Pequeña historia rusa

“He would have made them mules
silenc’d their pleaders and dispropertied their freedoms,
holding them, in human action and capacity
of no more soul nor fitness for the world
than camels in the war”
(Coriolanus, Act II; William Shakespeare)

Zravstvuitie. No, Shakespeare no hablaba ruso ni tenía el don de Joseph Conrad para las lenguas. Que se sepa, claro. Entre las incontables virtudes de El Bardo de Avon no se encontraba el dominio del ruso, que era lengua de Tolstói, como el inglés lo era de Shakespeare. El título es solo un señuelo: al fin y al cabo, está comprobado que cualquier artículo, serie, libro o discusión de hoy en día es susceptible de ser comparado con Shakespeare cuando la cosa se pone culta, del mismo modo que Hitler aparece como estrella invitada en aquél punto en el que las discusiones políticas cruzan la frontera de la buena educación.   

Introducción extensa, sí. Pero el tema a tratar también lo es. Se llama Rusia, nada más y nada menos. Y cuando el ex agente de la CIA Edward Snowden decidió refugiarse en ella porque EEUU le pisaba los talones, el periodista de EL PAÍS Miguel Ángel Bastenier escribió: “Snowden tendrá ahora la libertad de desplazarse por una cárcel de varios millones de kilómetros cuadrados”. Unos 17 millones, concretamente. “Y es que siempre os metéis con mi tamaño”, diría Rusia si se la dejara hablar.

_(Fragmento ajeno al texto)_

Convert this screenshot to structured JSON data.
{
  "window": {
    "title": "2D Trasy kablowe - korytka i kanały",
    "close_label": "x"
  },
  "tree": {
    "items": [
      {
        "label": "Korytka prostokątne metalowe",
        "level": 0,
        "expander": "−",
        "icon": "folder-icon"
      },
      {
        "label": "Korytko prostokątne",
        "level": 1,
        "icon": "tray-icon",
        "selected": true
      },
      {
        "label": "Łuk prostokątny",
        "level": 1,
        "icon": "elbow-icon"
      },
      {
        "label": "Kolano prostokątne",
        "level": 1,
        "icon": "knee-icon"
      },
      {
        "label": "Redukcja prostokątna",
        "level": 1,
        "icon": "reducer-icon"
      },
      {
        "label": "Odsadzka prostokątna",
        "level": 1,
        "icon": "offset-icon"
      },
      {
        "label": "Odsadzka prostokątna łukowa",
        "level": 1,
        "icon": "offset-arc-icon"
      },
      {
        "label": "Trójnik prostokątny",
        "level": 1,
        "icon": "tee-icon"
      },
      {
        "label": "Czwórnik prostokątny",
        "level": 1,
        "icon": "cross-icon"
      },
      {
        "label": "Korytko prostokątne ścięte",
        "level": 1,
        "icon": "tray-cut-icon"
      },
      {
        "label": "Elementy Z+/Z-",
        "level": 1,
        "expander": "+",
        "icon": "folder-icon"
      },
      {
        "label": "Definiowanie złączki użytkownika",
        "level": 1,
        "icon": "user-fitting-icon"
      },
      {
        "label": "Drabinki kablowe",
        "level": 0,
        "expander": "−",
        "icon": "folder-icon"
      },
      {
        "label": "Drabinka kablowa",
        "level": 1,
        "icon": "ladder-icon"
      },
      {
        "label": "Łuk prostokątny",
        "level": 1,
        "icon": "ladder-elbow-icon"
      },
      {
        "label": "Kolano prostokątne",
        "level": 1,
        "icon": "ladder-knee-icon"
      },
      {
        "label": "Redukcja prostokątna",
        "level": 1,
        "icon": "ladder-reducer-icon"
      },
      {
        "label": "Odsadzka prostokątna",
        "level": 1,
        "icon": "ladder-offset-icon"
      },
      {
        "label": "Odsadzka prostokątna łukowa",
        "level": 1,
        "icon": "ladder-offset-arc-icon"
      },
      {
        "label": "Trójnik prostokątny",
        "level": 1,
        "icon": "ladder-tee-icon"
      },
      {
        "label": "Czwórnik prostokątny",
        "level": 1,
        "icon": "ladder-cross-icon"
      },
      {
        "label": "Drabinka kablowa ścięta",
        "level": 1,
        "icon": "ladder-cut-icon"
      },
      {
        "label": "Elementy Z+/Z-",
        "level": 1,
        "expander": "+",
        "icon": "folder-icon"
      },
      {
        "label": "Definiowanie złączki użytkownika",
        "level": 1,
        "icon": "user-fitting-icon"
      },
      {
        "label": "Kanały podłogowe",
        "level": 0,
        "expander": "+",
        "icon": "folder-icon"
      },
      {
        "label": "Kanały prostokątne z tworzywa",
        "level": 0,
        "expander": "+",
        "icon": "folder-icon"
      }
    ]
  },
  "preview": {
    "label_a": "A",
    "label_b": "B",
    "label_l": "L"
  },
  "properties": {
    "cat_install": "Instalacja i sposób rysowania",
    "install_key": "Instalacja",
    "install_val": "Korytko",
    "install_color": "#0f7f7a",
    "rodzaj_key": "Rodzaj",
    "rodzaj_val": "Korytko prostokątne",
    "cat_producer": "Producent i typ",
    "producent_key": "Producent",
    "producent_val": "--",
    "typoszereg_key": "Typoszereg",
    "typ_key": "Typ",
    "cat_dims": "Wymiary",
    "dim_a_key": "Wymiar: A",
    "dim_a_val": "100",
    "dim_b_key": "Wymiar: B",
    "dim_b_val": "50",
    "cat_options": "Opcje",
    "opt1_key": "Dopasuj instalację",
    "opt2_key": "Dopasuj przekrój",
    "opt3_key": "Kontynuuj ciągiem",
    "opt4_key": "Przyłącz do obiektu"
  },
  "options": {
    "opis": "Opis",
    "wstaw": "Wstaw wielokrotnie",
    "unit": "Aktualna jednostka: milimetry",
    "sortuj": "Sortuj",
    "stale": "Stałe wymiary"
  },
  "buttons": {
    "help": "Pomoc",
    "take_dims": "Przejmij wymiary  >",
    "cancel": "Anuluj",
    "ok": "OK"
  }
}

 Rusia es ese país ingente que trasciende continentes y husos horarios; una vasta extensión capaz de perder más de 20 millones de habitantes y vivir para contarlo; un imperio capaz de saciar antes las ganas de conquistar el espacio que las ganas de comer. Un territorio místico y desconcertante custodiado por desconcertantes monasterios de punta dorada; una inmensidad arrastrada por el horizonte, como en los paisajes áridos americanos de los libros de Cormac McCarthy, la Europa de los senderos de Patrick Leigh Fermour o la propia estepa rusa de Colin Thubron. Todo es descomunal en ella. ¿Qué mejor lugar sino Rusia para alumbrar el idealismo y el primer gobierno comunista del mundo? “¿No será que aquí, no será en ti que surgirán ideas ilimitadas, como ilimitada eres tú?”, dijo Gógol en su Almas Muertas.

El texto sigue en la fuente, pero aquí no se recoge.